AmpliconSuite / AmpliconSuite-pipeline

A quickstart tool for AmpliconArchitect. Performs all preliminary steps (alignment, CNV calling, seed interval detection) required prior to running AmpliconArchitect. Previously called PrepareAA.
Other
53 stars 28 forks source link

coverage.stats file does not exist? #8

Closed alhafidzhamdan closed 4 years ago

alhafidzhamdan commented 4 years ago

Dear all,

I cloned AA from jluebeck's repository and downloaded hg38 data and stored it in data_repo as described.
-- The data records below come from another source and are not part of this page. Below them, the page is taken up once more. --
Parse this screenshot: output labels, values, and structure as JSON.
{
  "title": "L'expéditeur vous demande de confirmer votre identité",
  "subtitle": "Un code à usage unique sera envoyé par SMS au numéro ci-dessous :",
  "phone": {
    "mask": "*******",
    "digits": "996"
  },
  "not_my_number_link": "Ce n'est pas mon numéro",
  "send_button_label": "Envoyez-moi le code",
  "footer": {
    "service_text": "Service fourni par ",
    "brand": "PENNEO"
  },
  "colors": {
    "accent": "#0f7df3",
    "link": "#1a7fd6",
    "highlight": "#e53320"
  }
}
However when i run

python AmpliconArchitect.py --bam ../../../WGS/alignments/E26T/E26T/E26T-ready.bam --bed ../../../WGS/variants/bcbio/E26/E26T/E26-cnvkit.bed --out E26 --ref GRCh38

I got

IOError: [Errno 2] No such file or directory: '/exports/igmm/eddie/lung-WGS/scripts/AmpliconArchitect/data_repo/coverage.stats'

I wonder if i needed to have "coverate.stats" file in my data_repo directory and if so how would i obtain it?

Thanks for your help!

jluebeck commented 4 years ago

Hi,

The very first version of the data repo I uploaded for hg38 had left out coverage.stats, and it has since been corrected.
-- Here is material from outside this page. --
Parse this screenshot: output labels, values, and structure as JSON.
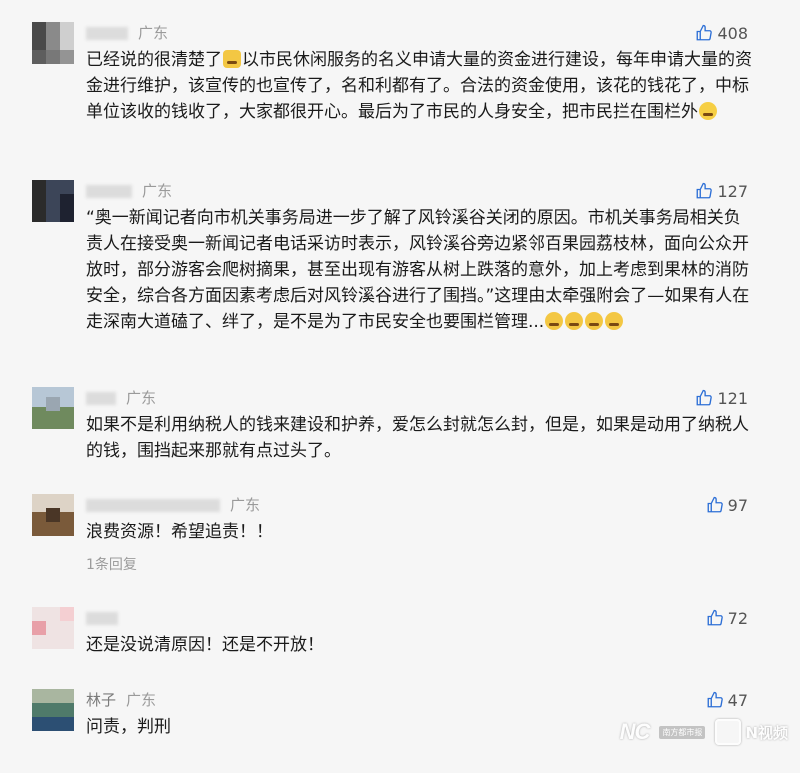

Assuming that you have that version of the data repo, you can either re-download it or you can fix the issue easily by creating an empty file "coverage.stats" with global write permissions. AA populates this file as you run AA, so it starts as empty.

To create the empty file:

cd $AA_DATA_REPO
# perhaps do 'ls' to make sure there are three folders present here
touch coverage.stats
chmod +rw coverage.stats

Please let me know if you run into any more errors!

alhafidzhamdan commented 4 years ago

Thanks for your quick response. Amazing stuff. Seems to be running OK so far. I'm testing it on a sorted bam file (60X) and CNVKit called bed file. How long does it take usually?

jluebeck commented 4 years ago

Glad to hear it seems to be working!

It's very hard to predict the runtime for a sample. Sometimes it will finish very quickly if there are no amplicons or only a single trivial amplicon. However, the runtime can reach into the range of hundreds of hours for extremely complex samples. In my experience, if it isn't done in 8 hours you're in for a longer ride.

Viraj is working on improvements to runtime in these extreme cases, however the improvements are still very buggy. I will update PrepareAA and my fork as soon as they are finished.